Eine Antwort für den Grund dieses neuen Zustandes, oder wie dieser abnorme Zustand wieder aufgehoben werden kann, hat niemand. Es kristallisiert sich heraus, dass unbegrenzte Zeit positive, aber auch negative Auswirkungen auf die Menschen haben kann. Auch wenn unheilbar kranken oder alten Menschen das Geschenk der unbegrenzten Zeit zuteil wird, entstehen parallel soziale Auswirkungen, die nach anfänglicher Euphorie in Sorge, zwischenmenschlichen Konflikten und Verzweiflung umschlagen.

Der beschriebene Zustand lässt wiederum Verschwörungstheorien entstehen. Könnte der Stillstand ein von den Behörden hervorgerufener Zustand sein, um eine bessere Kontrolle über das Leben der Menschen zu erlangen? Und sind nicht viele der Informationen nur erfundene Lügen, um die Menschen zu täuschen?

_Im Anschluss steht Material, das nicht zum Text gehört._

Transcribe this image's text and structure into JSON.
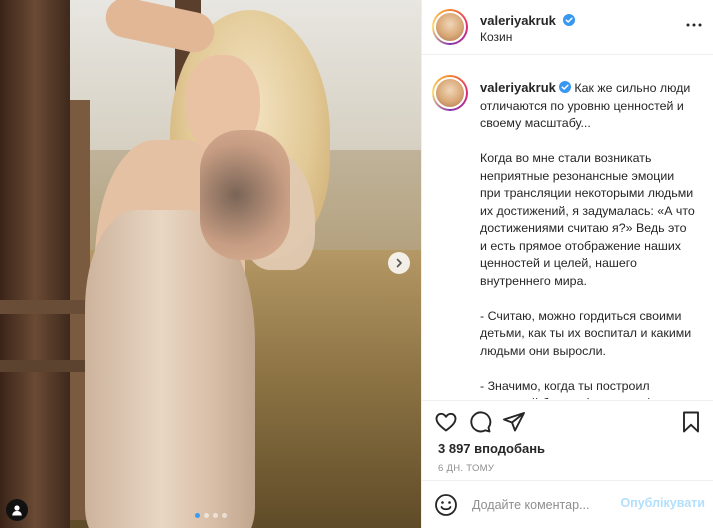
{
  "post": {
    "username": "valeriyakruk",
    "location": "Козин",
    "caption": "Как же сильно люди отличаются по уровню ценностей и своему масштабу...\n\nКогда во мне стали возникать неприятные резонансные эмоции при трансляции некоторыми людьми их достижений, я задумалась: «А что достижениями считаю я?» Ведь это и есть прямое отображение наших ценностей и целей, нашего внутреннего мира.\n\n- Считаю, можно гордиться своими детьми, как ты их воспитал и какими людьми они выросли.\n\n- Значимо, когда ты построил успешный бизнес ( и не один), обеспечил себе и своей семье",
    "likes": "3 897 вподобань",
    "time": "6 ДН. ТОМУ"
  },
  "media": {
    "carousel_count": 4,
    "active_index": 0
  },
  "comment": {
    "placeholder": "Додайте коментар...",
    "publish_label": "Опублікувати"
  },
  "colors": {
    "verified": "#3897f0",
    "publish_disabled": "#b2dffc",
    "muted": "#8e8e8e",
    "active_dot": "#3a9bf0"
  },
  "icons": [
    "verified-icon",
    "more-options-icon",
    "heart-icon",
    "comment-icon",
    "share-icon",
    "bookmark-icon",
    "emoji-icon",
    "chevron-right-icon",
    "user-tag-icon"
  ]
}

Der Plot konzentriert sich auf die Vielfalt der Perspektiven der Figuren. Die individuellen Reaktionen spiegeln eine breite Palette menschlicher Gefühle wider und beleuchten hierbei den Einfluss der Stagnation auf die einzelnen Beziehungsgefüge. Die Kapitel wechseln zwischen den verschiedenen Figuren und ihren Erfahrungen.
Jenny, die an Krebs erkrankt ist, genießt die ihr neu geschenkte Zeit, hat aber Schwierigkeiten, sie mit dem Familienleben und ihren wiederaufgenommenen Job als Fotografin in Einklang zu bringen. Margo und Otto, ein älteres Ehepaar haben vollkommen unterschiedliche Ansichten darüber, wie man mit der geschenkten Zeit umgehen sollte. Jakob und Lisa, ein junges Paar sorgen sich um ihr ungeborenes Kind und die Beziehung von Anne und Philip droht zu scheitern, da sich Philip intensiv den Verschwörungstheorien widmet.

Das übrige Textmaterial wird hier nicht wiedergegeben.